While not reading Job, I apparently developed a gross misconception about what was in it. Like everyone with a pulse, I knew the basic outlines: God bets Satan—a gentlegod’s bet, no cash at stake—that His most upright servant, Job, will remain faithful even in the face of catastrophe. God and Satan afflict Job, and he endures patiently.
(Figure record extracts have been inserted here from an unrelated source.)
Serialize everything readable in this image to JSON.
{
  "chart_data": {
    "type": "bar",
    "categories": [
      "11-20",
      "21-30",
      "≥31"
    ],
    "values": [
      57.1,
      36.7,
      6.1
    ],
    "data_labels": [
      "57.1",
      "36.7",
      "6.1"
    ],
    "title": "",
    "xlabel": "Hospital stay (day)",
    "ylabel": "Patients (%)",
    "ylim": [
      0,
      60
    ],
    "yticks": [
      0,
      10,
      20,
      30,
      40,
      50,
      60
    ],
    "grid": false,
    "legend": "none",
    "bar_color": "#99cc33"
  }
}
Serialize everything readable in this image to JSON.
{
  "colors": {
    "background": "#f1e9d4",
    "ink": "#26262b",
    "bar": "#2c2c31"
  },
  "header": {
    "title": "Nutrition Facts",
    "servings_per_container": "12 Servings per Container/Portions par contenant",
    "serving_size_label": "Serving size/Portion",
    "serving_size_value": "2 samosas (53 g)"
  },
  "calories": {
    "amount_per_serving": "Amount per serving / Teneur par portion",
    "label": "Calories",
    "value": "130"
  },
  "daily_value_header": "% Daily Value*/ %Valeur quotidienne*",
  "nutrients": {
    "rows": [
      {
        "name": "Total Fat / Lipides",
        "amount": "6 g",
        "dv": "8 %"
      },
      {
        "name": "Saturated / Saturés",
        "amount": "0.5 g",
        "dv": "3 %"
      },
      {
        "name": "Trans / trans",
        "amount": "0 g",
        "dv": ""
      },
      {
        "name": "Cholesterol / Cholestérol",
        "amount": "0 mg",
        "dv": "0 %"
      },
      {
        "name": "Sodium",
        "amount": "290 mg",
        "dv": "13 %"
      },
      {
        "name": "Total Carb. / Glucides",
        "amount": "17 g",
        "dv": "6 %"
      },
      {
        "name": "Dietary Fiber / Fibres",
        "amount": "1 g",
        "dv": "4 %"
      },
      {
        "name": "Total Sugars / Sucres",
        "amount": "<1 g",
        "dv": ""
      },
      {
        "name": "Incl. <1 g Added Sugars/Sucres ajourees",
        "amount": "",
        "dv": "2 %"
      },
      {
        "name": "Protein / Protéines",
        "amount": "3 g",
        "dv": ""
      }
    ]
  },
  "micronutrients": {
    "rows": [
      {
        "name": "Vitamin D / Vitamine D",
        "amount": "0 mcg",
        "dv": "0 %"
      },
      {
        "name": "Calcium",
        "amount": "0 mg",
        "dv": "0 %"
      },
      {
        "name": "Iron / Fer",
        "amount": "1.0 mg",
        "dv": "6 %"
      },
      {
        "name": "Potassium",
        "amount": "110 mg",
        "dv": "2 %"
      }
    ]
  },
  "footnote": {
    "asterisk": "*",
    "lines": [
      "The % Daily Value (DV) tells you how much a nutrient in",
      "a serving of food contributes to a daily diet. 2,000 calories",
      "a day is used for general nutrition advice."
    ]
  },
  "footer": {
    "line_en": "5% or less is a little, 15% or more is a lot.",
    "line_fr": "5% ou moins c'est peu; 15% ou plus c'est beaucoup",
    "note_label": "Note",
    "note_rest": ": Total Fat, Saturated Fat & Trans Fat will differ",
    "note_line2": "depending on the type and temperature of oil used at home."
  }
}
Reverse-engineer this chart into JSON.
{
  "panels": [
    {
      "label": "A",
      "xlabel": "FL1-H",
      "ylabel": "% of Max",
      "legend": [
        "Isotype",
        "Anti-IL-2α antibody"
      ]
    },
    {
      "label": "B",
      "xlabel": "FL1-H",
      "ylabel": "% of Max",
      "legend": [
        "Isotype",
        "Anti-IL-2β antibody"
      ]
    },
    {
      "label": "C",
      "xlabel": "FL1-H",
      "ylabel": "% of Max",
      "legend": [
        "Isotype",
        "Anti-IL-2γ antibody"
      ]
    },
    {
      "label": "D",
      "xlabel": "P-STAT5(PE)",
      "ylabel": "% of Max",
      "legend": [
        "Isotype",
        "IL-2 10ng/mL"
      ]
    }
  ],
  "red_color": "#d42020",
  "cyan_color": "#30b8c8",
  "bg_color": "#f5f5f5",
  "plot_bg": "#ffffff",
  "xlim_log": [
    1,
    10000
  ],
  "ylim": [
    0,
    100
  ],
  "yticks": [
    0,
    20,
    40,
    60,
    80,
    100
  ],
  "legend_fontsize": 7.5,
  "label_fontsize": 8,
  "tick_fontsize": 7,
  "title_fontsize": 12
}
But I seem to have wildly misunderstood the story in two ways. First, I assumed that the book was the story of Job’s trials, an endless series of unfortunate events, punctuated by satanic (and divine) laughter. In fact, God and Satan wipe out Job by the middle of Chapter 2. The next forty chapters are just argument. Second, because I believe clichés, I thought that Job would be patient (“patient as Job”). In fact, it turns out he’s the opposite of patient. He’s frustrated, enraged, petulant, and agitated about his situation. He can’t believe how badly he has been screwed, and he’s desperate to fix it, right now.